The Self-Doubt and Confidence Spectrum
“You need to be more confident!” How many times have you told yourself or have people who told you that?
Having struggled with self-doubt with various degrees and circumstances. I realize confidence is a continuum.
You can feel confident in areas that utilize your strength and when surrounded by people who you feel safe. On the other end of the spectrum, you feel self-doubt when it involves unfamiliar areas and when more powerful people are in the room.
Much like the introvert-extrovert spectrum, an introvert can act like an extrovert in social settings and enjoy solitude when alone. It varies depends on the context and environment.
When I was in graduate school, I felt confident presenting my thesis in front of my lab mates and other graduate students — cause they are a supportive group.
However, when I presented the same materials in front of my defense committee who are famous researchers in their respective fields. I felt completely the opposite. My negative voice said, “they will definitely find flaws in my experiment and data.”
The scale of self-doubt
The questions become how do we change the voice in our head to move closer to the confident side of the spectrum?
My theory is to tip the scale — so that you have more confidence than self-doubt at a given moment.
Positive triggers like remembering previous accomplishments convince yourself that you had succeeded before. Even seemingly insignificant compliments are evidence that you have the potential and are on the right path.

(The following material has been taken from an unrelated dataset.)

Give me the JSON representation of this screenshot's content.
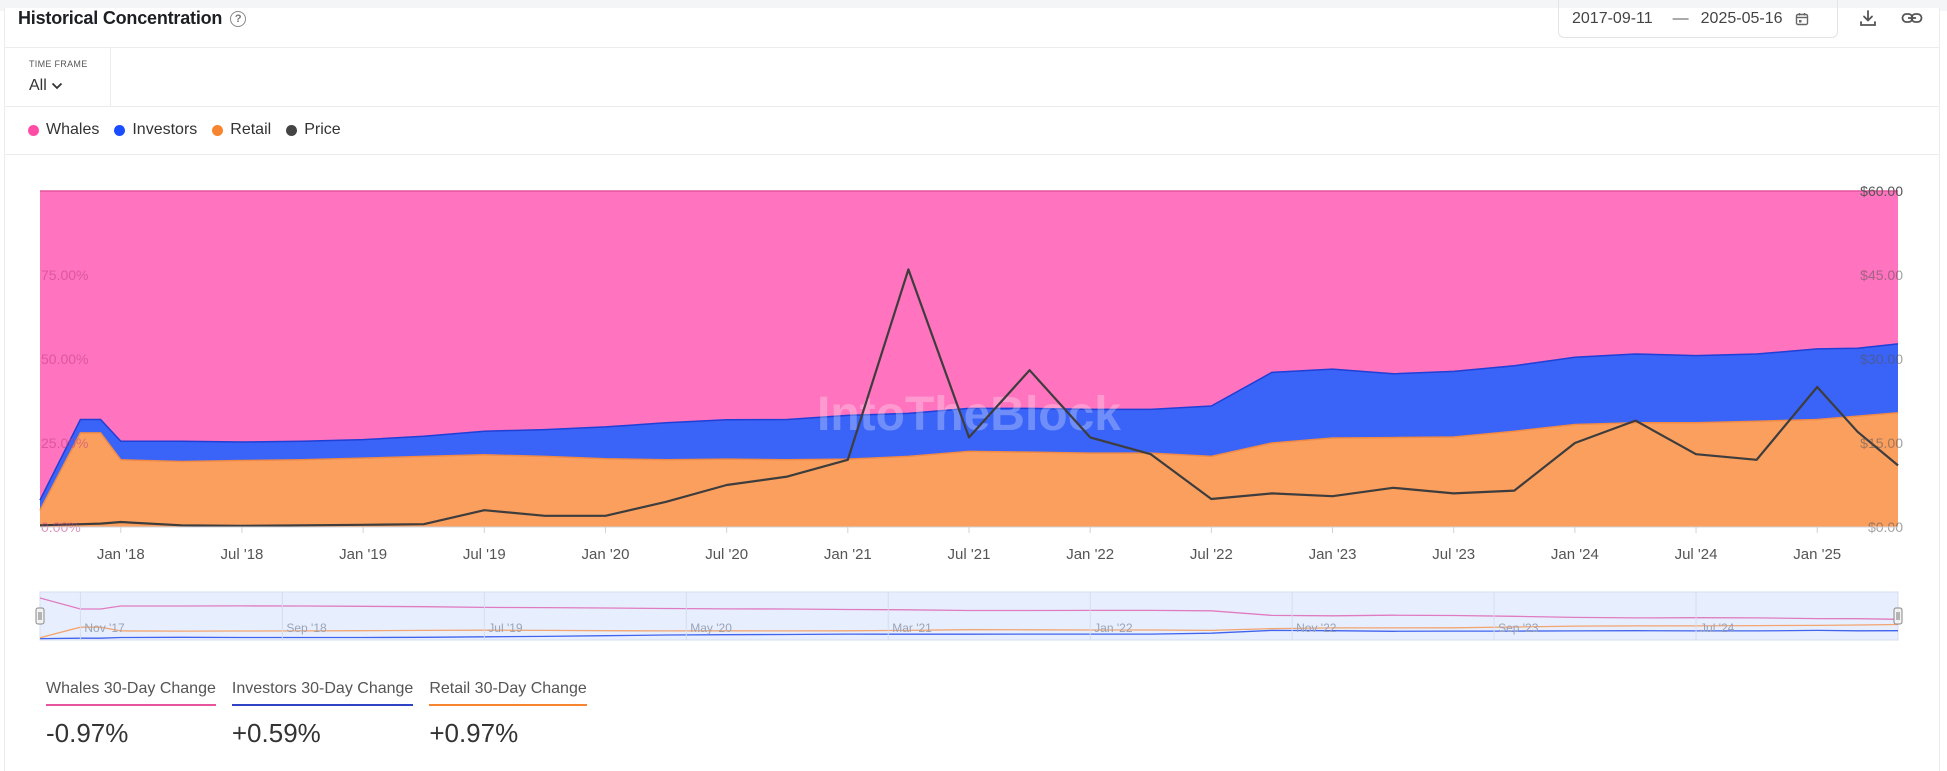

I built up these positive triggers by documenting times when my pitches were well received. I detailed my openings and at which point I start getting my audience’s attention. This avoids my listeners looking disengaged(negative trigger), my self-doubt creeps in
In my previous example of presenting in front of a group of esteemed researchers, I started my talk with results that generated positive discussions in conferences with other equally famous researchers.
Another positive trigger is the belief that others can benefit from hearing my expertise and ideas — rather than fearing that you are wrong or looking stupid. This is particularly helpful for me when I’m not sure if I should voice my ideas in meetings.
Takeaways
Having fear doesn’t mean you are not confident. Everyone has a side of confidence. We just need to find the moments and triggers to amplify that side of you.